Although bimodal (or multimodal) distributions can be revealing of systematic biases or issues, they often occur naturally as well. These naturally bimodally distributed variables include:
- the time between eruptions of geysers
- the color of galaxies
- the size of worker weaver ants
- the age of incidence of Hodgkin’s lymphoma
- traffic analysis
- water demand
The most standard (and hence ‘normal’) distribution is the normal distribution, also known as the bell curve, based on its appearance.
Its most standard and well-known properties include the relationship between percentiles of data and standard deviations.
- 68.2% of the data is within one standard deviation of the data.
- 95.4% of the data is within two standard deviations of the data.
- 99.6% of the data is within three standard deviations of the data.
The equation exp(-x²) gives the Bell curve. While this is not the formal probability mass function (which is much more complex), the normal distribution can be created using this equation.
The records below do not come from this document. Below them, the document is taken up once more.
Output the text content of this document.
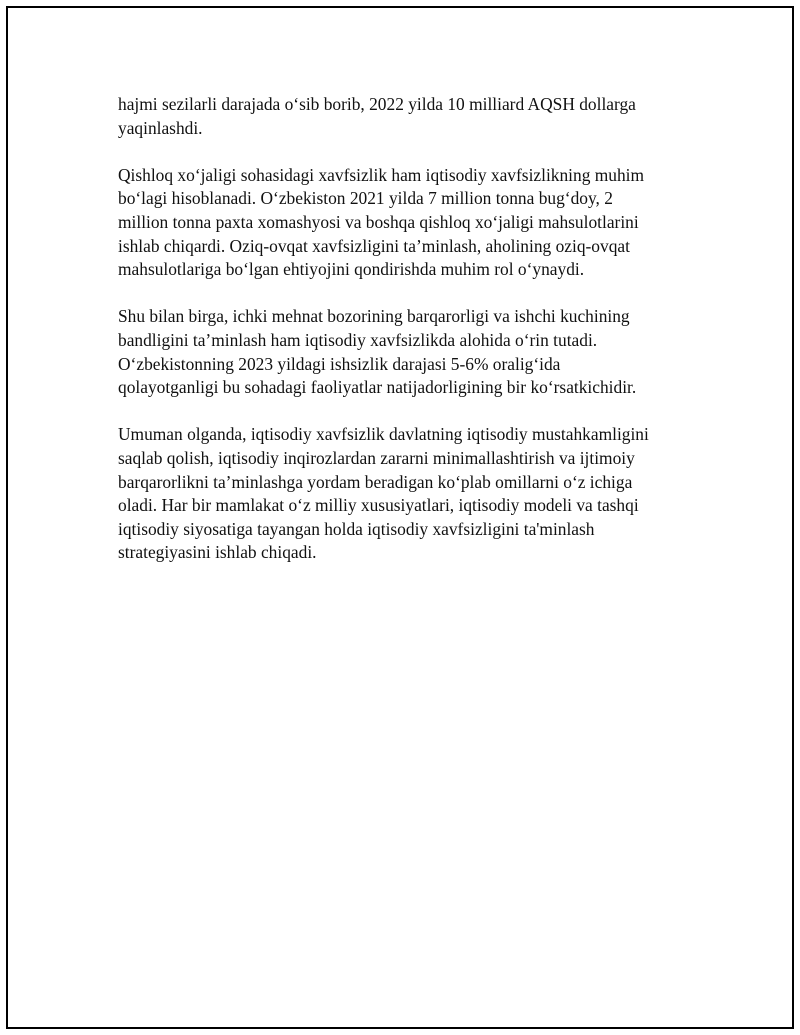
hajmi sezilarli darajada o‘sib borib, 2022 yilda 10 milliard AQSH dollarga
yaqinlashdi.

Qishloq xo‘jaligi sohasidagi xavfsizlik ham iqtisodiy xavfsizlikning muhim
bo‘lagi hisoblanadi. O‘zbekiston 2021 yilda 7 million tonna bug‘doy, 2
million tonna paxta xomashyosi va boshqa qishloq xo‘jaligi mahsulotlarini
ishlab chiqardi. Oziq-ovqat xavfsizligini ta’minlash, aholining oziq-ovqat
mahsulotlariga bo‘lgan ehtiyojini qondirishda muhim rol o‘ynaydi.

Shu bilan birga, ichki mehnat bozorining barqarorligi va ishchi kuchining
bandligini ta’minlash ham iqtisodiy xavfsizlikda alohida o‘rin tutadi.
O‘zbekistonning 2023 yildagi ishsizlik darajasi 5-6% oralig‘ida
qolayotganligi bu sohadagi faoliyatlar natijadorligining bir ko‘rsatkichidir.

Umuman olganda, iqtisodiy xavfsizlik davlatning iqtisodiy mustahkamligini
saqlab qolish, iqtisodiy inqirozlardan zararni minimallashtirish va ijtimoiy
barqarorlikni ta’minlashga yordam beradigan ko‘plab omillarni o‘z ichiga
oladi. Har bir mamlakat o‘z milliy xususiyatlari, iqtisodiy modeli va tashqi
iqtisodiy siyosatiga tayangan holda iqtisodiy xavfsizligini ta'minlash
strategiyasini ishlab chiqadi.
A good way to think about this is that exp(x) creates a curve that gradually diminishes to the left and increases to the right, whereas exp(-x) creates a curve that gradually diminishes towards the right and increases towards the left. By applying the squared function, these two functions are ‘combined’, with gradually diminishing properties of both functions.
Within statistics and machine learning, normal distribution plays a significant role, such as in the assumptions of machine learning models. Linear regression models assume that the residuals — the errors of data points from the line’s fit — are normally distributed, for instance. It is definitively the most studied and well-known distribution, with various theorems, properties, and applications to other areas well documented and explored.
In nature, physical characteristics of plants and animals (like height or weight) form a normal distribution. The performance of stock prices tends to fit a normal distribution, and common prediction and measurement errors tend to be distributed normally. It has been observed that natural epidemics follow the path of a Bell Curve. Other measures of performance such as IQ, musical ability, and standardized testing are normally distributed. This has to do with the Central Limit Theorem, which essentially states that various random signals naturally combine together to form a normal distribution.
A uniform distribution is one in which the y-value is approximately the same for every value of x plugged into the probability mass function.
This distribution is the most standard in equal probabilities, such as throwing a die. A uniform distribution, while it may seem boring, has many statistical properties that can make it useful. for instance, consider the German Tank Problem. In World War II, the Allies needed to estimate how many tanks the Germans were producing, and realized that they could use sequential serial numbers on captured tanks to estimate the total number of tanks.
In a uniform distribution from 1 to n, captured serial numbers can be assumed to be an equal distance from each other. Using this property, the Allies were able to create a formula to estimate the number of tanks n that were in production. Often, if the distribution is unknown, depending on the context, it can be usually be assumed to be a uniform distribution. Many principles of statistical inference are based on this premise.